# First Agility Results!!!



## ataylor (Dec 28, 2008)

This past weekend, Jackson and I were at our very first AKC Agility trial. We both had a blast  I entered Jackson in Novice A JWW 24" on Saturday and Sunday. On Saturday, Jackson NQ'ed (knocked a bar down) with the time of 00:25:77. On Sunday, Jackson got his very first AKC Agility leg! His score was 90 with the time of 00:30:97 and a 1st place! I am so proud of Jackson. He only has 8 titles, 37 legs, 20 Double Q's, and 750 points until his MACH! (I think I calculated that right) lol


----------



## AmberSunrise (Apr 1, 2009)

Woohoooo  And the magic begins!! 

Congratulations to both of you.


----------



## hotel4dogs (Sep 29, 2008)

congratulations! sounds like you had a lot of fun, too.


----------



## Maxs Mom (Mar 22, 2008)

ROFL 

OMG you are seriously bitten by the bug now. 

I have been waiting for your results email! I forgot which weekend it was. Congratulations. I am SO glad you had fun. Your times sound wonderful. I am glad too you just entered a couple classes, let him get used to it and relax a bit before doing a big weekend. I started with Belle doing one day both jumpers and standard. I hated it, I wanted to keep playing but it worked for Belle. 
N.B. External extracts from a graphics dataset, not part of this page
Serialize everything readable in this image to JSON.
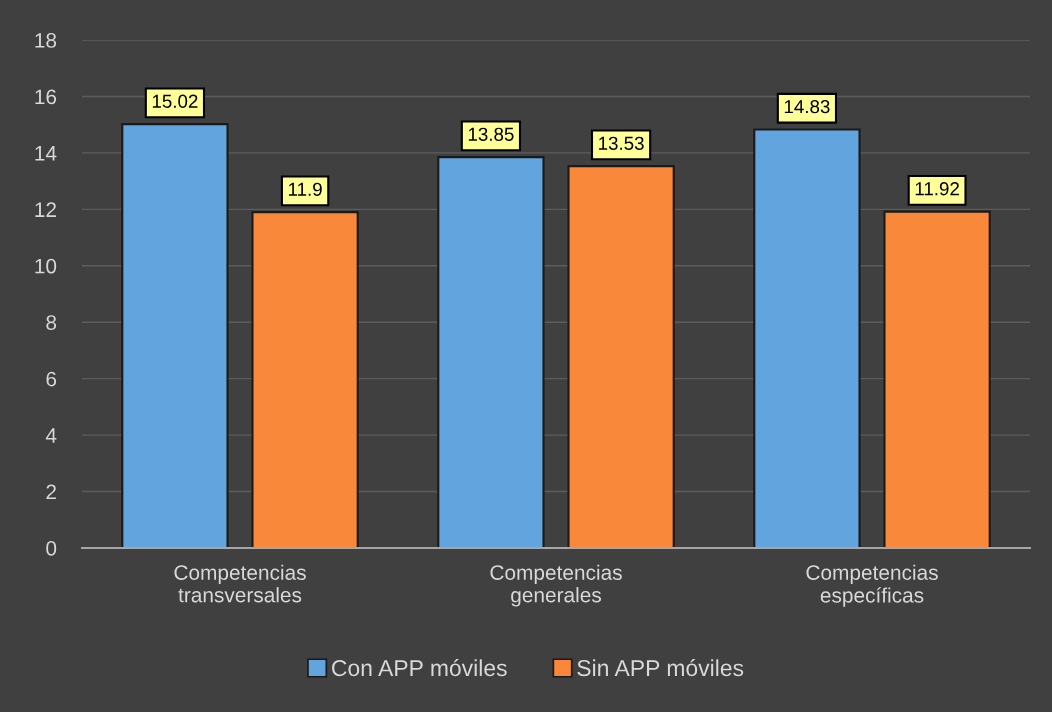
{
  "chart_data": {
    "type": "bar",
    "categories": [
      "Competencias\ntransversales",
      "Competencias\ngenerales",
      "Competencias\nespecíficas"
    ],
    "series": [
      {
        "name": "Con APP móviles",
        "color": "#62a4dd",
        "values": [
          15.02,
          13.85,
          14.83
        ]
      },
      {
        "name": "Sin APP móviles",
        "color": "#f9883a",
        "values": [
          11.9,
          13.53,
          11.92
        ]
      }
    ],
    "ylim": [
      0,
      18
    ],
    "yticks": [
      0,
      2,
      4,
      6,
      8,
      10,
      12,
      14,
      16,
      18
    ],
    "grid": "y",
    "legend": "bottom",
    "data_labels": true
  }
}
GO JACKSON.... (when's your next trial )


----------



## Titan1 (Jan 19, 2010)

Congrats again.. sounds like you had a wonderful time.


----------



## jimla (Oct 9, 2008)

Way to go Jackson!


----------



## ataylor (Dec 28, 2008)

Maxs Mom said:


> ROFL
> 
> OMG you are seriously bitten by the bug now.
> 
> ...


Jackson's next trial is in March.


----------



## GoldenSail (Dec 30, 2008)

congrats! Agility is fun I miss doing it.


----------



## Duke's Momma (Mar 1, 2007)

I don't know what the heck any of that means "yet" but it sounds very impressive!

Way to go, you two.


----------



## sammydog (Aug 23, 2008)

ataylor said:


> This past weekend, Jackson and I were at our very first AKC Agility trial. We both had a blast  I entered Jackson in Novice A JWW 24" on Saturday and Sunday. On Saturday, Jackson NQ'ed (knocked a bar down) with the time of 00:25:77. On Sunday, Jackson got his very first AKC Agility leg! His score was 90 with the time of 00:30:97 and a 1st place! I am so proud of Jackson. He only has 8 titles, 37 legs, 20 Double Q's, and 750 points until his MACH! (I think I calculated that right) lol


:roflmao::roflmao::roflmao:

You crack me up! Sounds like a wonderful start!!! Actually its identical to mine! I entered Sammy in his first agility trial, only JWW both days in the 24" class. On the first day he was great but knocked one bar. On that Sunday he got his first leg with a 1st place! I was so proud. You will never forget that moment! Looking forward to following you and Jackson throughout your agility adventures!


----------



## Bogey's Mom (Dec 23, 2008)

This is so awesome!!!!!! Congratulations to you and Jackson!!!


----------



## ataylor (Dec 28, 2008)




----------



## AmberSunrise (Apr 1, 2009)

Nicely done  Congratulations.


----------